Perez stood in front of the table, leaning against it. He pushed himself forward so he was standing upright, almost to attention, and started speaking: ‘I’m in a position now to inform you that we are treating Hattie James’s death as suspicious. She didn’t commit suicide. We believe there was a witness to the murder and we’re close to making an arrest. In the meantime we’d be grateful for continuing support and information from everyone in Whalsay.’ There was a moment of complete silence, then a muted hum of conversation. Anna couldn’t think what Perez’s words might mean. She thought the islanders were wishing Gwen James had stayed away despite her celebrity status. They would have preferred the freedom to gossip.
The evening was coming to an end. When the speeches were over the island women had moved behind the tables to pour tea from large metal pots. The clingfilm had been removed from the plates and now they were almost empty. Perez circulated around the room, talking to the locals. Or rather he was listening to the locals, Anna thought.
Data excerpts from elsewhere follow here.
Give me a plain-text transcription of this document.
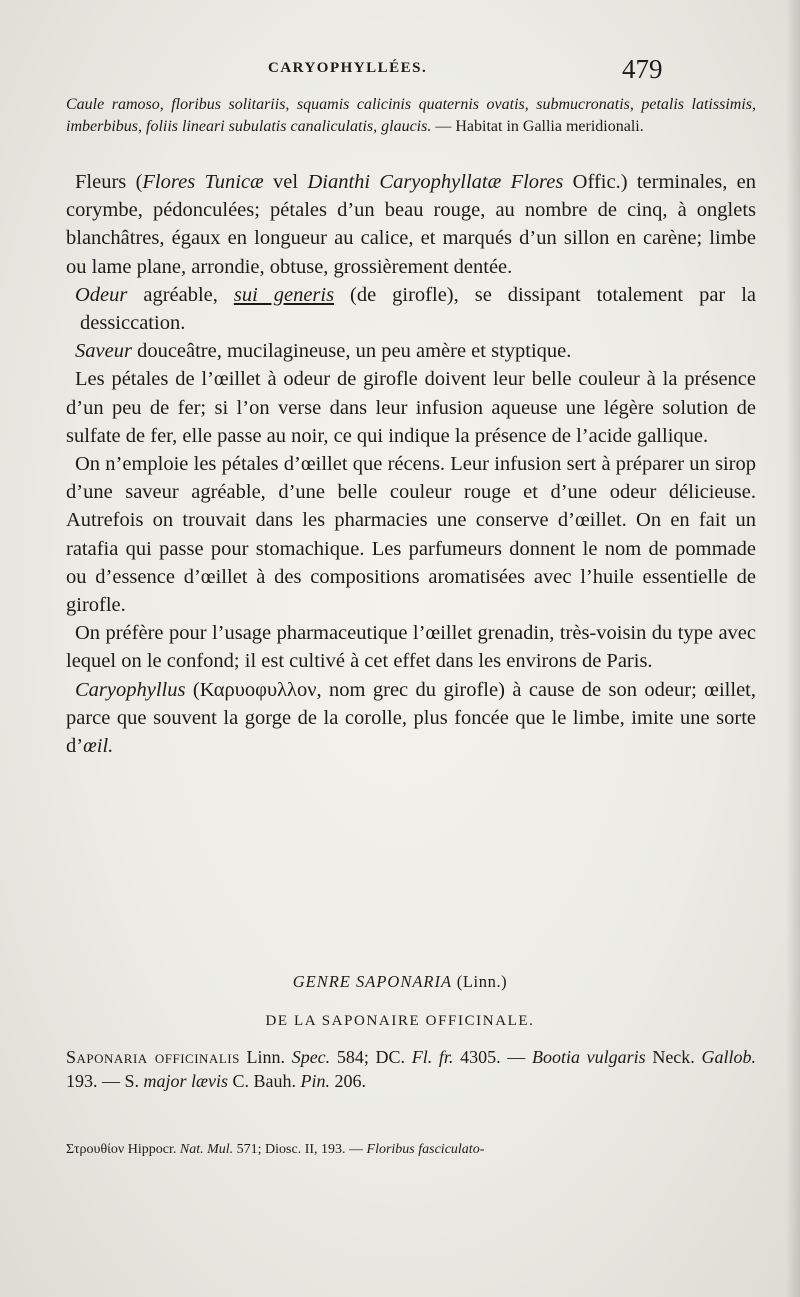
CARYOPHYLLÉES.	479
Caule ramoso, floribus solitariis, squamis calicinis quaternis ovatis, submucronatis, petalis latissimis, imberbibus, foliis lineari subulatis canaliculatis, glaucis. — Habitat in Gallia meridionali.

Fleurs (Flores Tunicæ vel Dianthi Caryophyllatæ Flores Offic.) terminales, en corymbe, pédonculées; pétales d’un beau rouge, au nombre de cinq, à onglets blanchâtres, égaux en longueur au calice, et marqués d’un sillon en carène; limbe ou lame plane, arrondie, obtuse, grossièrement dentée.

Odeur agréable, sui generis (de girofle), se dissipant totalement par la dessiccation.

Saveur douceâtre, mucilagineuse, un peu amère et styptique.

Les pétales de l’œillet à odeur de girofle doivent leur belle couleur à la présence d’un peu de fer; si l’on verse dans leur infusion aqueuse une légère solution de sulfate de fer, elle passe au noir, ce qui indique la présence de l’acide gallique.

On n’emploie les pétales d’œillet que récens. Leur infusion sert à préparer un sirop d’une saveur agréable, d’une belle couleur rouge et d’une odeur délicieuse. Autrefois on trouvait dans les pharmacies une conserve d’œillet. On en fait un ratafia qui passe pour stomachique. Les parfumeurs donnent le nom de pommade ou d’essence d’œillet à des compositions aromatisées avec l’huile essentielle de girofle.

On préfère pour l’usage pharmaceutique l’œillet grenadin, très-voisin du type avec lequel on le confond; il est cultivé à cet effet dans les environs de Paris.

Caryophyllus (Καρυοφυλλον, nom grec du girofle) à cause de son odeur; œillet, parce que souvent la gorge de la corolle, plus foncée que le limbe, imite une sorte d’œil.

GENRE SAPONARIA (Linn.)
DE LA SAPONAIRE OFFICINALE.
Saponaria officinalis Linn. Spec. 584; DC. Fl. fr. 4305. — Bootia vulgaris Neck. Gallob. 193. — S. major lævis C. Bauh. Pin. 206.
Στρουθίον Hippocr. Nat. Mul. 571; Diosc. II, 193. — Floribus fasciculato-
Whenever she caught a glimpse of him he was silent, his gaze fixed on the speaker’s face.
Now Anna just wanted to get home. Gwen James looked suddenly lost and Sandy, more attentive than Anna had realized he could be, offered to drive her back to the Pier House. Just as he was finding her coat, a couple of men who’d been outside for a smoke came back in.
‘Just take care out there. The fog’s so thick you can hardly see your hand in front of your face. We don’t want you coming off the road.’ And when Sandy opened the door to show Gwen James out, Anna saw they were right. She could see nothing. No lights in the other houses, never mind Shetland mainland in the distance.